Community and Survival in Sula :: Sula Essays

Community and Survival in Sula   Sula by Toni Morrison is a very complex novel with many underlying depicted objects. more or less of the themes that exist are good and evil, friendship and love, survival and community, and death. In Marie Nigros article, In Search of Self Frustration and Denial in Toni Morrisons Sula Nigro deals with the themes of survival and community. accord to Nigro, Sula celebrates many resilients It is the story of the friendship of two African-American women it is the story of growing up black and female but most of all, it is the story of a community (1).

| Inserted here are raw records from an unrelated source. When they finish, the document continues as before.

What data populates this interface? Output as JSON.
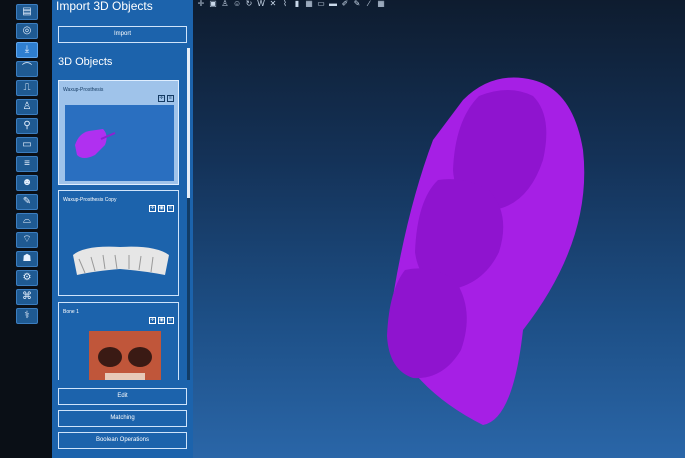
{
  "panel": {
    "title": "Import 3D Objects",
    "import_button": "Import",
    "section_title": "3D Objects",
    "objects": [
      {
        "name": "Waxup-Prosthesis",
        "selected": true
      },
      {
        "name": "Waxup-Prosthesis Copy",
        "selected": false
      },
      {
        "name": "Bone 1",
        "selected": false
      }
    ],
    "buttons": {
      "edit": "Edit",
      "matching": "Matching",
      "boolean": "Boolean Operations"
    }
  },
  "colors": {
    "accent": "#1c63ac",
    "model": "#a020f0",
    "rail": "#0a0f16"
  },
  "rail_icons": [
    "import-file-icon",
    "scan-icon",
    "download-icon",
    "arch-curve-icon",
    "panorama-icon",
    "tooth-icon",
    "implant-icon",
    "report-icon",
    "edit-list-icon",
    "face-icon",
    "wand-icon",
    "mandible-icon",
    "maxilla-icon",
    "segment-icon",
    "gear-box-icon",
    "tree-icon",
    "nerve-icon"
  ],
  "toolbar_icons": [
    "move-icon",
    "view-box-icon",
    "tooth-view-icon",
    "head-view-icon",
    "rotate-icon",
    "wireframe-icon",
    "close-icon",
    "ruler-icon",
    "pin-icon",
    "grid-view-icon",
    "layers-icon",
    "screen-icon",
    "brush-icon",
    "pen-icon",
    "line-icon",
    "grid-icon"
  ]
}
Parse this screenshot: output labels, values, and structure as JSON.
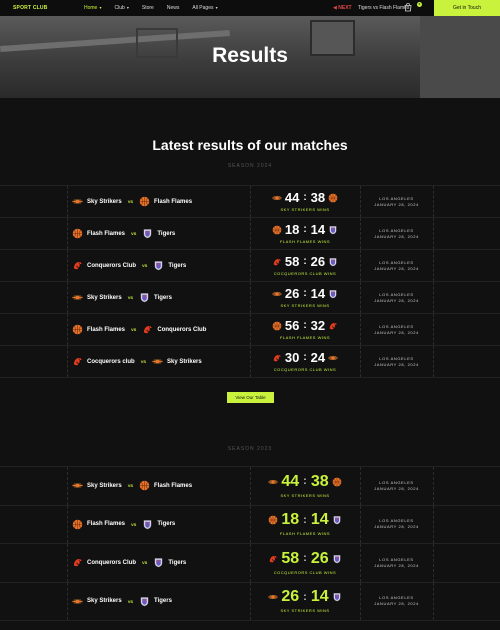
{
  "nav": {
    "logo": "SPORT CLUB",
    "items": [
      {
        "label": "Home"
      },
      {
        "label": "Club"
      },
      {
        "label": "Store"
      },
      {
        "label": "News"
      },
      {
        "label": "All Pages"
      }
    ],
    "next_label": "NEXT",
    "next_match": "Tigers vs Flash Flames",
    "cart_count": "0",
    "cta": "Get in Touch"
  },
  "hero": {
    "title": "Results"
  },
  "section_title": "Latest results of our matches",
  "season_2024": "SEASON 2024",
  "season_2023": "SEASON 2023",
  "vs": "VS",
  "button": "View Our Table",
  "results_2024": [
    {
      "home": "Sky Strikers",
      "away": "Flash Flames",
      "home_score": "44",
      "away_score": "38",
      "winner": "SKY STRIKERS WINS",
      "city": "LOS ANGELES",
      "date": "JANUARY 28, 2024",
      "home_logo": "stripes",
      "away_logo": "ball"
    },
    {
      "home": "Flash Flames",
      "away": "Tigers",
      "home_score": "18",
      "away_score": "14",
      "winner": "FLASH FLAMES WINS",
      "city": "LOS ANGELES",
      "date": "JANUARY 28, 2024",
      "home_logo": "ball",
      "away_logo": "shield"
    },
    {
      "home": "Conquerors Club",
      "away": "Tigers",
      "home_score": "58",
      "away_score": "26",
      "winner": "COCQUERORS CLUB WINS",
      "city": "LOS ANGELES",
      "date": "JANUARY 28, 2024",
      "home_logo": "bird",
      "away_logo": "shield"
    },
    {
      "home": "Sky Strikers",
      "away": "Tigers",
      "home_score": "26",
      "away_score": "14",
      "winner": "SKY STRIKERS WINS",
      "city": "LOS ANGELES",
      "date": "JANUARY 28, 2024",
      "home_logo": "stripes",
      "away_logo": "shield"
    },
    {
      "home": "Flash Flames",
      "away": "Conquerors Club",
      "home_score": "56",
      "away_score": "32",
      "winner": "FLASH FLAMES WINS",
      "city": "LOS ANGELES",
      "date": "JANUARY 28, 2024",
      "home_logo": "ball",
      "away_logo": "bird"
    },
    {
      "home": "Cocquerors club",
      "away": "Sky Strikers",
      "home_score": "30",
      "away_score": "24",
      "winner": "COCQUERORS CLUB WINS",
      "city": "LOS ANGELES",
      "date": "JANUARY 28, 2024",
      "home_logo": "bird",
      "away_logo": "stripes"
    }
  ],
  "results_2023": [
    {
      "home": "Sky Strikers",
      "away": "Flash Flames",
      "home_score": "44",
      "away_score": "38",
      "winner": "SKY STRIKERS WINS",
      "city": "LOS ANGELES",
      "date": "JANUARY 28, 2024",
      "home_logo": "stripes",
      "away_logo": "ball"
    },
    {
      "home": "Flash Flames",
      "away": "Tigers",
      "home_score": "18",
      "away_score": "14",
      "winner": "FLASH FLAMES WINS",
      "city": "LOS ANGELES",
      "date": "JANUARY 28, 2024",
      "home_logo": "ball",
      "away_logo": "shield"
    },
    {
      "home": "Conquerors Club",
      "away": "Tigers",
      "home_score": "58",
      "away_score": "26",
      "winner": "COCQUERORS CLUB WINS",
      "city": "LOS ANGELES",
      "date": "JANUARY 28, 2024",
      "home_logo": "bird",
      "away_logo": "shield"
    },
    {
      "home": "Sky Strikers",
      "away": "Tigers",
      "home_score": "26",
      "away_score": "14",
      "winner": "SKY STRIKERS WINS",
      "city": "LOS ANGELES",
      "date": "JANUARY 28, 2024",
      "home_logo": "stripes",
      "away_logo": "shield"
    }
  ],
  "colors": {
    "accent": "#c8f23c",
    "background": "#111111",
    "alert": "#e04646"
  }
}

Sula contains so many weighty themes that it is hard to say which one is the most important. I agree with Marie Nigro when she says that Sula is a story some community. I believe that community and how the community of Bottom survives is an important theme of the story. alone I do not believe that it is a central theme of the story. When I think back on the novel Sula in twenty years , I will remember the relationship and friendship between Nel and Sula. I will not remember the dynamics of the community.   One of Nigros main points of her article is how Morrison shows how important work is to the community of Bottom in order to survive. Nigro believes that work is important in Sula because it helps define or not define such as in Sulas case, who the characters are. Nigro argues that the people of Bottom take survival serious because they live in a white male, world. The residents of Bottom do their best by working odd jobs and scrimping and helping each other when in need (2). But they make do that they will always have to remain within the boundaries of the hostile white world (2). According to Nigro, survival is also very important for Eva and Hannah. They know they do not have much opportunity being black and female, so they prepare for the winter by canning food in the summer (2). Eva by all odds knows how serious survival is because she go es to the extreme of cutting off her own leg (2). Jude is another character, Nigro points out, that needs work.